A machine-learning system that guesses whether text was produced by machine-learning systems
Gltr is an MIT-IBM Watson Lab/Harvard NLP joint project that analyzes texts and predicts whether that text was generated by a machine-learning model.
Automatically produced texts use language models derived from statistical analysis of vast corpuses of human-generated text to produce machine-generated texts that can be very hard for a human to distinguish from text produced by another human. These models could help malicious actors in many ways, including generating convincing spam, reviews, and comments — so it’s really important to develop tools that can help us distinguish between human-generated and machine-generated texts.
Gltr uses Open AI’s GPT-2 117M language model, which is also widely used by text-generating models. Gltr looks for texts that fit the GPT-2 model too well, on the basis that texts produced by humans nearly always have “surprising” word combinations that are considered highly unlikely by GPT-2’s lights. In other words, if a text seems too human, it’s probably machine generated.

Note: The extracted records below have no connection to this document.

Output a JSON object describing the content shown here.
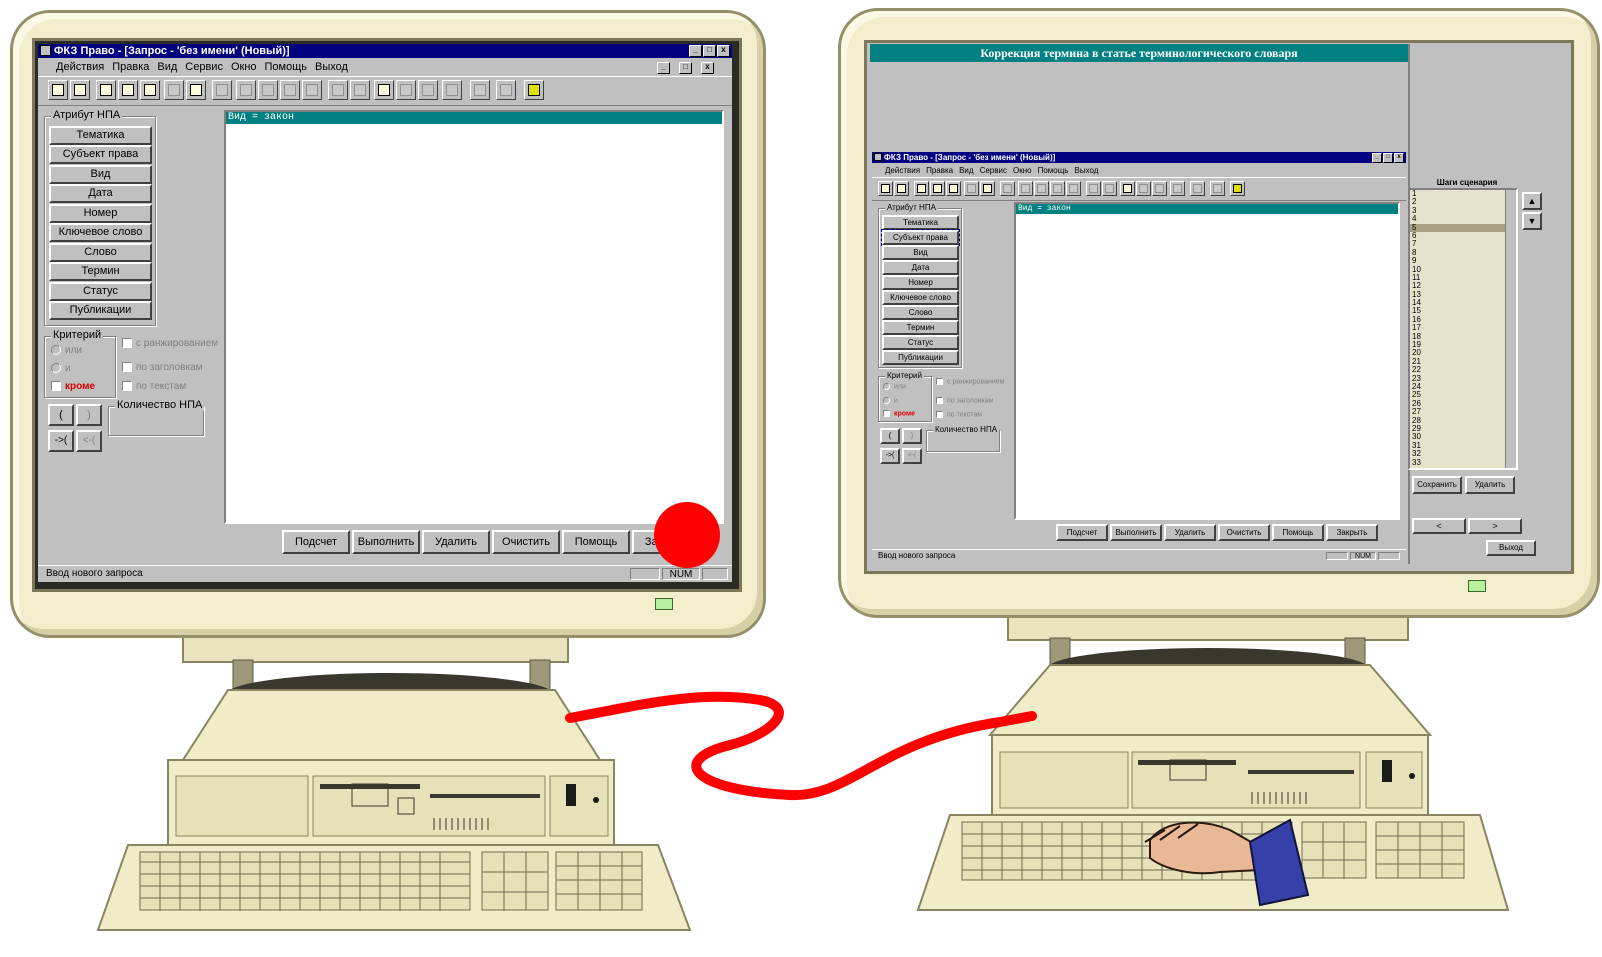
{
  "left_monitor": {
    "window": {
      "title": "ФКЗ Право - [Запрос - 'без имени' (Новый)]",
      "menu": [
        "Действия",
        "Правка",
        "Вид",
        "Сервис",
        "Окно",
        "Помощь",
        "Выход"
      ],
      "attr_group_label": "Атрибут НПА",
      "attr_buttons": [
        "Тематика",
        "Субъект права",
        "Вид",
        "Дата",
        "Номер",
        "Ключевое слово",
        "Слово",
        "Термин",
        "Статус",
        "Публикации"
      ],
      "criteria_label": "Критерий",
      "criteria": {
        "or": "или",
        "and": "и",
        "except": "кроме"
      },
      "options": [
        "с ранжированием",
        "по заголовкам",
        "по текстам"
      ],
      "paren_open": "(",
      "paren_close": ")",
      "btn_in": "->(",
      "btn_out": "<-(",
      "count_label": "Количество НПА",
      "query_line": "Вид = закон",
      "bottom_buttons": [
        "Подсчет",
        "Выполнить",
        "Удалить",
        "Очистить",
        "Помощь",
        "Закрыть"
      ],
      "status_text": "Ввод нового запроса",
      "status_num": "NUM"
    },
    "marker_color": "#ff0000"
  },
  "right_monitor": {
    "header_title": "Коррекция термина в статье терминологического словаря",
    "window": {
      "title": "ФКЗ Право - [Запрос - 'без имени' (Новый)]",
      "menu": [
        "Действия",
        "Правка",
        "Вид",
        "Сервис",
        "Окно",
        "Помощь",
        "Выход"
      ],
      "attr_group_label": "Атрибут НПА",
      "attr_buttons": [
        "Тематика",
        "Субъект права",
        "Вид",
        "Дата",
        "Номер",
        "Ключевое слово",
        "Слово",
        "Термин",
        "Статус",
        "Публикации"
      ],
      "criteria_label": "Критерий",
      "criteria": {
        "or": "или",
        "and": "и",
        "except": "кроме"
      },
      "options": [
        "с ранжированием",
        "по заголовкам",
        "по текстам"
      ],
      "paren_open": "(",
      "paren_close": ")",
      "btn_in": "->(",
      "btn_out": "<-(",
      "count_label": "Количество НПА",
      "query_line": "Вид = закон",
      "bottom_buttons": [
        "Подсчет",
        "Выполнить",
        "Удалить",
        "Очистить",
        "Помощь",
        "Закрыть"
      ],
      "status_text": "Ввод нового запроса",
      "status_num": "NUM"
    },
    "steps_title": "Шаги сценария",
    "steps": [
      "1",
      "2",
      "3",
      "4",
      "5",
      "6",
      "7",
      "8",
      "9",
      "10",
      "11",
      "12",
      "13",
      "14",
      "15",
      "16",
      "17",
      "18",
      "19",
      "20",
      "21",
      "22",
      "23",
      "24",
      "25",
      "26",
      "27",
      "28",
      "29",
      "30",
      "31",
      "32",
      "33"
    ],
    "selected_step": 5,
    "save_button": "Сохранить",
    "delete_button": "Удалить",
    "prev_button": "<",
    "next_button": ">",
    "exit_button": "Выход"
  },
  "cable_color": "#ff0000"
}
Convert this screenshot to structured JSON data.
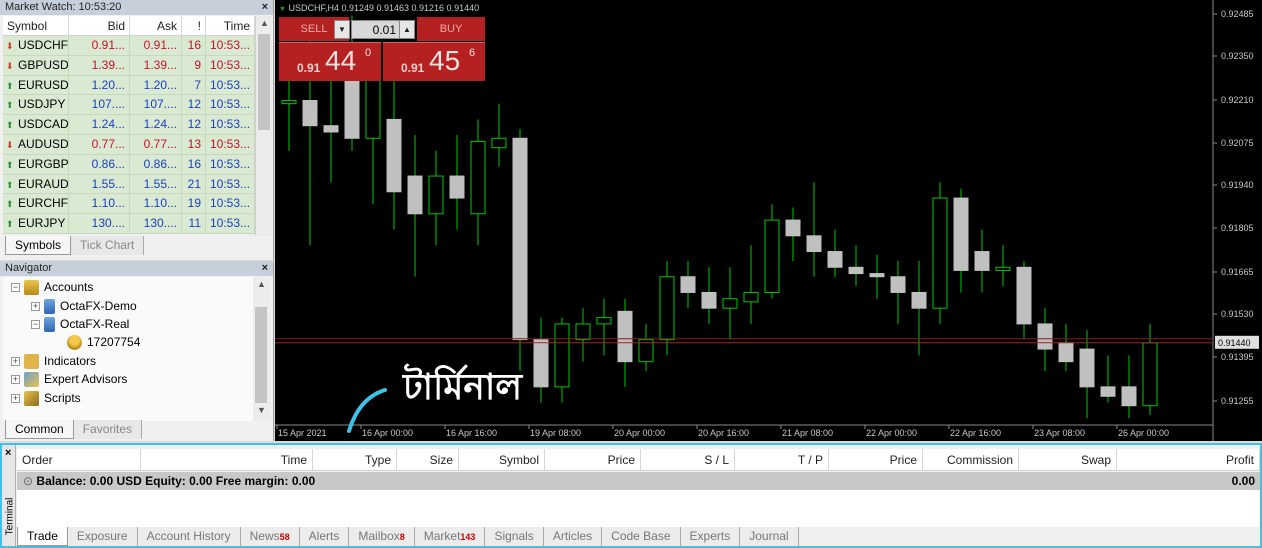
{
  "market_watch": {
    "title": "Market Watch: 10:53:20",
    "headers": {
      "symbol": "Symbol",
      "bid": "Bid",
      "ask": "Ask",
      "spread": "!",
      "time": "Time"
    },
    "rows": [
      {
        "dir": "down",
        "symbol": "USDCHF",
        "bid": "0.91...",
        "ask": "0.91...",
        "spread": "16",
        "time": "10:53...",
        "color": "red"
      },
      {
        "dir": "down",
        "symbol": "GBPUSD",
        "bid": "1.39...",
        "ask": "1.39...",
        "spread": "9",
        "time": "10:53...",
        "color": "red"
      },
      {
        "dir": "up",
        "symbol": "EURUSD",
        "bid": "1.20...",
        "ask": "1.20...",
        "spread": "7",
        "time": "10:53...",
        "color": "blue"
      },
      {
        "dir": "up",
        "symbol": "USDJPY",
        "bid": "107....",
        "ask": "107....",
        "spread": "12",
        "time": "10:53...",
        "color": "blue"
      },
      {
        "dir": "up",
        "symbol": "USDCAD",
        "bid": "1.24...",
        "ask": "1.24...",
        "spread": "12",
        "time": "10:53...",
        "color": "blue"
      },
      {
        "dir": "down",
        "symbol": "AUDUSD",
        "bid": "0.77...",
        "ask": "0.77...",
        "spread": "13",
        "time": "10:53...",
        "color": "red"
      },
      {
        "dir": "up",
        "symbol": "EURGBP",
        "bid": "0.86...",
        "ask": "0.86...",
        "spread": "16",
        "time": "10:53...",
        "color": "blue"
      },
      {
        "dir": "up",
        "symbol": "EURAUD",
        "bid": "1.55...",
        "ask": "1.55...",
        "spread": "21",
        "time": "10:53...",
        "color": "blue"
      },
      {
        "dir": "up",
        "symbol": "EURCHF",
        "bid": "1.10...",
        "ask": "1.10...",
        "spread": "19",
        "time": "10:53...",
        "color": "blue"
      },
      {
        "dir": "up",
        "symbol": "EURJPY",
        "bid": "130....",
        "ask": "130....",
        "spread": "11",
        "time": "10:53...",
        "color": "blue"
      }
    ],
    "tabs": [
      "Symbols",
      "Tick Chart"
    ]
  },
  "navigator": {
    "title": "Navigator",
    "items": {
      "accounts": "Accounts",
      "demo": "OctaFX-Demo",
      "real": "OctaFX-Real",
      "account_no": "17207754",
      "indicators": "Indicators",
      "experts": "Expert Advisors",
      "scripts": "Scripts"
    },
    "tabs": [
      "Common",
      "Favorites"
    ]
  },
  "chart": {
    "title": "USDCHF,H4  0.91249 0.91463 0.91216 0.91440",
    "trade": {
      "sell_label": "SELL",
      "buy_label": "BUY",
      "lot": "0.01",
      "sell_prefix": "0.91",
      "sell_big": "44",
      "sell_sup": "0",
      "buy_prefix": "0.91",
      "buy_big": "45",
      "buy_sup": "6"
    },
    "callout": "টার্মিনাল",
    "price_labels": [
      "0.92485",
      "0.92350",
      "0.92210",
      "0.92075",
      "0.91940",
      "0.91805",
      "0.91665",
      "0.91530",
      "0.91395",
      "0.91255"
    ],
    "current_price": "0.91440",
    "time_labels": [
      "15 Apr 2021",
      "16 Apr 00:00",
      "16 Apr 16:00",
      "19 Apr 08:00",
      "20 Apr 00:00",
      "20 Apr 16:00",
      "21 Apr 08:00",
      "22 Apr 00:00",
      "22 Apr 16:00",
      "23 Apr 08:00",
      "26 Apr 00:00"
    ],
    "colors": {
      "up_body": "#000000",
      "down_body": "#c0c0c0",
      "wick": "#00c800",
      "current_line": "#b02020",
      "background": "#000000"
    }
  },
  "chart_data": {
    "type": "candlestick",
    "symbol": "USDCHF",
    "timeframe": "H4",
    "ylim": [
      0.9118,
      0.9255
    ],
    "candles": [
      {
        "o": 0.922,
        "h": 0.9235,
        "l": 0.9205,
        "c": 0.9221
      },
      {
        "o": 0.9221,
        "h": 0.924,
        "l": 0.9175,
        "c": 0.9213
      },
      {
        "o": 0.9213,
        "h": 0.9228,
        "l": 0.9195,
        "c": 0.9211
      },
      {
        "o": 0.9228,
        "h": 0.9248,
        "l": 0.9205,
        "c": 0.9209
      },
      {
        "o": 0.9209,
        "h": 0.9222,
        "l": 0.9188,
        "c": 0.923
      },
      {
        "o": 0.9215,
        "h": 0.9228,
        "l": 0.918,
        "c": 0.9192
      },
      {
        "o": 0.9197,
        "h": 0.921,
        "l": 0.9165,
        "c": 0.9185
      },
      {
        "o": 0.9185,
        "h": 0.9205,
        "l": 0.9175,
        "c": 0.9197
      },
      {
        "o": 0.9197,
        "h": 0.921,
        "l": 0.918,
        "c": 0.919
      },
      {
        "o": 0.9185,
        "h": 0.9215,
        "l": 0.9175,
        "c": 0.9208
      },
      {
        "o": 0.9206,
        "h": 0.922,
        "l": 0.92,
        "c": 0.9209
      },
      {
        "o": 0.9209,
        "h": 0.9212,
        "l": 0.9135,
        "c": 0.9145
      },
      {
        "o": 0.9145,
        "h": 0.9152,
        "l": 0.9125,
        "c": 0.913
      },
      {
        "o": 0.913,
        "h": 0.9152,
        "l": 0.9125,
        "c": 0.915
      },
      {
        "o": 0.9145,
        "h": 0.9155,
        "l": 0.9138,
        "c": 0.915
      },
      {
        "o": 0.915,
        "h": 0.9158,
        "l": 0.914,
        "c": 0.9152
      },
      {
        "o": 0.9154,
        "h": 0.9158,
        "l": 0.913,
        "c": 0.9138
      },
      {
        "o": 0.9138,
        "h": 0.915,
        "l": 0.9135,
        "c": 0.9145
      },
      {
        "o": 0.9145,
        "h": 0.917,
        "l": 0.914,
        "c": 0.9165
      },
      {
        "o": 0.9165,
        "h": 0.917,
        "l": 0.9155,
        "c": 0.916
      },
      {
        "o": 0.916,
        "h": 0.9168,
        "l": 0.915,
        "c": 0.9155
      },
      {
        "o": 0.9155,
        "h": 0.9168,
        "l": 0.9145,
        "c": 0.9158
      },
      {
        "o": 0.9157,
        "h": 0.9175,
        "l": 0.915,
        "c": 0.916
      },
      {
        "o": 0.916,
        "h": 0.9188,
        "l": 0.9158,
        "c": 0.9183
      },
      {
        "o": 0.9183,
        "h": 0.9187,
        "l": 0.917,
        "c": 0.9178
      },
      {
        "o": 0.9178,
        "h": 0.9195,
        "l": 0.9165,
        "c": 0.9173
      },
      {
        "o": 0.9173,
        "h": 0.918,
        "l": 0.9165,
        "c": 0.9168
      },
      {
        "o": 0.9168,
        "h": 0.9175,
        "l": 0.9162,
        "c": 0.9166
      },
      {
        "o": 0.9166,
        "h": 0.9172,
        "l": 0.9158,
        "c": 0.9165
      },
      {
        "o": 0.9165,
        "h": 0.917,
        "l": 0.915,
        "c": 0.916
      },
      {
        "o": 0.916,
        "h": 0.917,
        "l": 0.914,
        "c": 0.9155
      },
      {
        "o": 0.9155,
        "h": 0.9195,
        "l": 0.915,
        "c": 0.919
      },
      {
        "o": 0.919,
        "h": 0.9193,
        "l": 0.916,
        "c": 0.9167
      },
      {
        "o": 0.9173,
        "h": 0.918,
        "l": 0.916,
        "c": 0.9167
      },
      {
        "o": 0.9167,
        "h": 0.9175,
        "l": 0.9162,
        "c": 0.9168
      },
      {
        "o": 0.9168,
        "h": 0.917,
        "l": 0.9145,
        "c": 0.915
      },
      {
        "o": 0.915,
        "h": 0.9155,
        "l": 0.9135,
        "c": 0.9142
      },
      {
        "o": 0.9144,
        "h": 0.915,
        "l": 0.9135,
        "c": 0.9138
      },
      {
        "o": 0.9142,
        "h": 0.9148,
        "l": 0.912,
        "c": 0.913
      },
      {
        "o": 0.913,
        "h": 0.914,
        "l": 0.9125,
        "c": 0.9127
      },
      {
        "o": 0.913,
        "h": 0.914,
        "l": 0.912,
        "c": 0.9124
      },
      {
        "o": 0.9124,
        "h": 0.915,
        "l": 0.9121,
        "c": 0.9144
      }
    ]
  },
  "terminal": {
    "side_label": "Terminal",
    "columns": [
      "Order",
      "Time",
      "Type",
      "Size",
      "Symbol",
      "Price",
      "S / L",
      "T / P",
      "Price",
      "Commission",
      "Swap",
      "Profit"
    ],
    "balance_text": "Balance: 0.00 USD  Equity: 0.00  Free margin: 0.00",
    "profit_total": "0.00",
    "tabs": [
      {
        "label": "Trade",
        "badge": ""
      },
      {
        "label": "Exposure",
        "badge": ""
      },
      {
        "label": "Account History",
        "badge": ""
      },
      {
        "label": "News",
        "badge": "58"
      },
      {
        "label": "Alerts",
        "badge": ""
      },
      {
        "label": "Mailbox",
        "badge": "8"
      },
      {
        "label": "Market",
        "badge": "143"
      },
      {
        "label": "Signals",
        "badge": ""
      },
      {
        "label": "Articles",
        "badge": ""
      },
      {
        "label": "Code Base",
        "badge": ""
      },
      {
        "label": "Experts",
        "badge": ""
      },
      {
        "label": "Journal",
        "badge": ""
      }
    ],
    "border_color": "#3cc3e6"
  }
}
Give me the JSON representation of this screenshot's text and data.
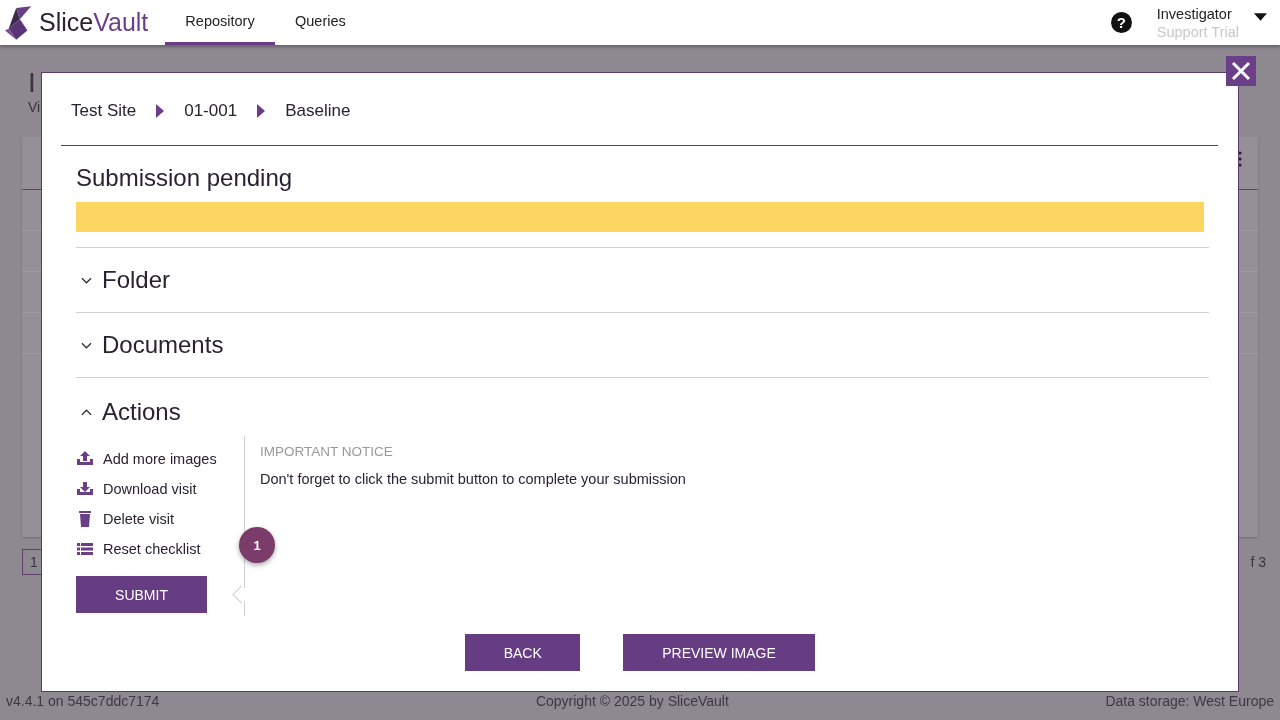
{
  "header": {
    "brand_first": "Slice",
    "brand_second": "Vault",
    "tabs": [
      {
        "label": "Repository",
        "selected": true
      },
      {
        "label": "Queries",
        "selected": false
      }
    ],
    "help_glyph": "?",
    "user": {
      "name": "Investigator",
      "role": "Support Trial"
    }
  },
  "background_page": {
    "title": "I",
    "subtitle": "Vi",
    "pager_page": "1",
    "pager_total": "f 3"
  },
  "modal": {
    "breadcrumb": [
      "Test Site",
      "01-001",
      "Baseline"
    ],
    "status_title": "Submission pending",
    "sections": [
      {
        "title": "Folder",
        "expanded": false
      },
      {
        "title": "Documents",
        "expanded": false
      },
      {
        "title": "Actions",
        "expanded": true
      }
    ],
    "actions": [
      {
        "label": "Add more images",
        "kind": "upload"
      },
      {
        "label": "Download visit",
        "kind": "download"
      },
      {
        "label": "Delete visit",
        "kind": "delete"
      },
      {
        "label": "Reset checklist",
        "kind": "list"
      }
    ],
    "submit": "SUBMIT",
    "step_badge": "1",
    "notice": {
      "heading": "IMPORTANT NOTICE",
      "text": "Don't forget to click the submit button to complete your submission"
    },
    "buttons": [
      "BACK",
      "PREVIEW IMAGE"
    ]
  },
  "footer": {
    "version": "v4.4.1 on 545c7ddc7174",
    "copyright": "Copyright © 2025 by SliceVault",
    "storage": "Data storage: West Europe"
  }
}
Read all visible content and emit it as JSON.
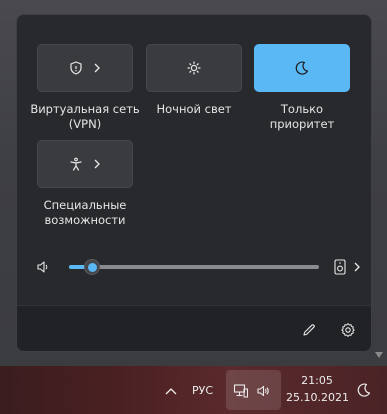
{
  "quick_settings": {
    "tiles": [
      {
        "label": "Виртуальная сеть (VPN)",
        "icon": "shield-icon",
        "has_chevron": true,
        "active": false
      },
      {
        "label": "Ночной свет",
        "icon": "brightness-icon",
        "has_chevron": false,
        "active": false
      },
      {
        "label": "Только приоритет",
        "icon": "moon-icon",
        "has_chevron": false,
        "active": true
      },
      {
        "label": "Специальные возможности",
        "icon": "accessibility-icon",
        "has_chevron": true,
        "active": false
      }
    ],
    "volume": {
      "level": 0.09,
      "icon": "speaker-icon",
      "device_icon": "speaker-device-icon",
      "chevron_icon": "chevron-right-icon"
    },
    "footer": {
      "edit_icon": "pencil-icon",
      "settings_icon": "gear-icon"
    }
  },
  "taskbar": {
    "overflow_icon": "chevron-up-icon",
    "language": "РУС",
    "network_icon": "network-icon",
    "volume_icon": "speaker-icon",
    "time": "21:05",
    "date": "25.10.2021",
    "focus_icon": "moon-icon"
  },
  "colors": {
    "accent": "#5ab9f5",
    "panel_bg": "#27292d",
    "tile_bg": "#3a3b3f"
  }
}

It’s not hard to think of ways to defeat this tactic: GPT-2 could be modified to inject some random word-choices that roughed up the otherwise overly smooth statistical model; but Gltr relies on human beings to review the scores it gives to text, producing confidence scores that pop up when you hover your mouse over a word in a candidate text. This makes it harder to trick Gltr with random words, but it also means that Gltr is hard to scale up to analyzing large volumes of information, like all the tweets under a popular hashtag.
Even without the benefit of scale, there are some intriguing possibilities for integrating Gltr with a browser: you could toggle it on when you encountered a text that you were suspicious of and use its analysis to help you make up your own mind.
While it is possible to paste any text into the tool, we provided some examples of fake and real texts. Notice that the fraction of red and purple words, i.e. unlikely predictions, increases when you move to the real texts. Moreover, we found that the informative snippets within a text almost always appear in red or purple since these “surprising” terms carry the message of the text.
By hovering over a word in the display, a small box presents the top 5 predicted words, their associated probabilities, as well as the position of the following word. It is a fun exercise to look into what a model would have predicted.
Finally, the tool shows three different histograms that aggregate the information over the whole text. The first one demonstrates how many words of each category appear in the text. The second one illustrates the ratio between the probabilities of the top predicted word and the following word. The last histogram shows the distribution over the entropies of the predictions. A low uncertainty implies that the model was very confident of each prediction, whereas a high uncertainty implies uncertainty. You can observe that for the academic text input, the uncertainty is generally higher than the samples from the model.